Danke für deinen Willkommensgruss.
Mit deinem Beitrag sprichst du mir aus der Seele. Irgendwann sind die Verletzungen so gross dass sie nicht mehr verheilen, zumindest nicht mehr an der Seite dieses Partners.
Mein Mann ist ja einsichtig - bis zum nächsten Mal. wenn man ständig belogen wird schwindet das Vertrauen und wird auch nicht wiederkommen.
Ich wüsste nicht warum es diesesmal anders sein sollte, ich habe auch keine Lust mehr massive Drohungen auszusprechen um eine Trinkpause bei ihm zu erwirken.
Ich erkenne sein Verhaltensmuster schon sehr lange - erst gibt er klein bei, verspricht mir das Blaue vom Himmel, malt mir eine Welt ohne Alkohol und wir schön wir es uns machen werden.
Er ist selbst bei laufender Therapie mehrfach rückfällig geworden, es war seine erste Therapie überhaupt und ich hatte doch wieder etwas Hoffnung geschöpft.

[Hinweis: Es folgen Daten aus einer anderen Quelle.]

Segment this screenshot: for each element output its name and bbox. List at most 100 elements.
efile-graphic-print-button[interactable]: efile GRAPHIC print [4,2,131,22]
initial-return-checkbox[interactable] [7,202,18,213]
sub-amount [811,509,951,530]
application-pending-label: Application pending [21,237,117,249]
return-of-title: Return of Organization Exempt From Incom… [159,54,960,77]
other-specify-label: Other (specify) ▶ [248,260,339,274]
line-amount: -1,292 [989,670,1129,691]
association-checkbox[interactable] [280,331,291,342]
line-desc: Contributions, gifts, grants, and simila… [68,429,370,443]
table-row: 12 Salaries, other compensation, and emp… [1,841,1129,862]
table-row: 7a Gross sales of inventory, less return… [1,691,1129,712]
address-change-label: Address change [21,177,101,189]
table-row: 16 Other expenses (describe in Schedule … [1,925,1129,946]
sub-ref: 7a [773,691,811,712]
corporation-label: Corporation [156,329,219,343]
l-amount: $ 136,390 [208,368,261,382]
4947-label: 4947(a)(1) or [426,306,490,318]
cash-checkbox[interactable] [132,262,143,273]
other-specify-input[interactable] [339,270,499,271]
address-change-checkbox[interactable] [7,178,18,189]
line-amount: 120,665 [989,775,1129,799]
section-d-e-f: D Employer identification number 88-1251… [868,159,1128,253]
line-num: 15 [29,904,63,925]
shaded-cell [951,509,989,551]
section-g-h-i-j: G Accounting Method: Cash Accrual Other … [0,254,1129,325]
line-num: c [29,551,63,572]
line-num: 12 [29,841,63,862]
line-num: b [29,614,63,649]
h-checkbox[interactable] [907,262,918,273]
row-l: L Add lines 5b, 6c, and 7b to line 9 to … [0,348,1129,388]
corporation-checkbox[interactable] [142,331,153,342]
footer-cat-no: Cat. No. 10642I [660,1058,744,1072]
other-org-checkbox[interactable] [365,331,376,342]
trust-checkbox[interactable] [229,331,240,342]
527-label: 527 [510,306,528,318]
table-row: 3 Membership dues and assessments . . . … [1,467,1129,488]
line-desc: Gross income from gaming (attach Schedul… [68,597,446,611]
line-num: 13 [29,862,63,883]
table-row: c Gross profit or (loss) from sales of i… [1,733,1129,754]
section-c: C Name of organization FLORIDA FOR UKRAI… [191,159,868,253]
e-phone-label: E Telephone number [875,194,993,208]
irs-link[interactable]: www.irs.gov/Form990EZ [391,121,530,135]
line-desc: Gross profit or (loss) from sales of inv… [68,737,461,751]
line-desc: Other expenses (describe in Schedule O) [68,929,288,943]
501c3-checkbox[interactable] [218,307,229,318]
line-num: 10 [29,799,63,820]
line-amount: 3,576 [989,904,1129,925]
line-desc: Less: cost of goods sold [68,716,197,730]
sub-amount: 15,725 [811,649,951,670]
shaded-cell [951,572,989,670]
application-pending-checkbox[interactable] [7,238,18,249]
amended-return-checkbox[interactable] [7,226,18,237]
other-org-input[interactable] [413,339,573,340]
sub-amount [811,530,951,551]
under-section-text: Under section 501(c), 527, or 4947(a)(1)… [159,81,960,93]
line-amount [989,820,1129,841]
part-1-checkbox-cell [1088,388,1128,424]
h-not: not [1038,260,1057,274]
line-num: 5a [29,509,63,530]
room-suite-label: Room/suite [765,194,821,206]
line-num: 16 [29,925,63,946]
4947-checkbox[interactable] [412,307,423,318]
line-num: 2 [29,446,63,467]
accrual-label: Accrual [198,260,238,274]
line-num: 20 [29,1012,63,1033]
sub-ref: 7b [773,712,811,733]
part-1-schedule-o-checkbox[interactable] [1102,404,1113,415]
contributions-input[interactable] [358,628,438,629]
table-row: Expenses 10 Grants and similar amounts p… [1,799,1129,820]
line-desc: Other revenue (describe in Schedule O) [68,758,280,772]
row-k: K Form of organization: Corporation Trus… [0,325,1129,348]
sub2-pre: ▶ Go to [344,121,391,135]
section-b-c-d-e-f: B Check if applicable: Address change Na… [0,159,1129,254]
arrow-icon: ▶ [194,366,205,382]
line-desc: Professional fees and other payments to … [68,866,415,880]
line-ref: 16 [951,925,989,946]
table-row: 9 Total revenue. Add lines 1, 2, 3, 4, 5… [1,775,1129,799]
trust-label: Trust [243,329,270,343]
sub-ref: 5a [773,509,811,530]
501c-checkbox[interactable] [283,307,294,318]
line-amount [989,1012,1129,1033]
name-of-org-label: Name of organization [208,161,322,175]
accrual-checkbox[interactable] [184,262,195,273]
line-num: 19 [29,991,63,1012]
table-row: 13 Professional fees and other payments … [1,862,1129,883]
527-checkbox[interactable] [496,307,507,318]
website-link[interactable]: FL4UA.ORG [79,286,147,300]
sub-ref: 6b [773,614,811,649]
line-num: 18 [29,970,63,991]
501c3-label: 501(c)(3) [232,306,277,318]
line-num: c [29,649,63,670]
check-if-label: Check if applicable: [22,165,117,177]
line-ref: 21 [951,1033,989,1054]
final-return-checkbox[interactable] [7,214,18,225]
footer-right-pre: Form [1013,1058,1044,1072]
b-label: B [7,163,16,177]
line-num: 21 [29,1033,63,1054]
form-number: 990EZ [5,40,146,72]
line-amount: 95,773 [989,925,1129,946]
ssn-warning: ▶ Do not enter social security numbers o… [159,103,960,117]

Als er dann vor 3 Wochen Sonntag Mittag sturzbertrunken vor mir sass und sich noch damit brüstete wie schlau er doch wäre und uns alle hinters Licht führen würde (das denkt er aber nur!) war für mich der Ofen aus.
Er führt nach wie vor ein Doppelleben, geht unter der Woche arbeiten und seine Kollegen ahnen nichts. Es weiss kaum jemand was bei uns los ist, ich spreche auch nicht darüber. was mich zusätzlich Kraft kostet.
Ich mag nicht mehr, bin mittlerweilen depressiv und habe das Empfinden wenn ich nicht gehe werde ich mir selber etwas antun. Das kann kein Mensch der Welt wert sein.
Es tut mir gut hier zu schreiben ich merke es lockert sich etwas in mir, ich werde bestimmt noch lange brauchen bis sich diese Starre in mir wieder lösen kann.
Die Zeit gebe ich mir, Grundvoraussetzung ist aber dass ich gehe und mein Leben nur für mich gestalte. Es ist die einzige Chance für mich, er hatte schon viele Chancen und hat sie nicht genutzt.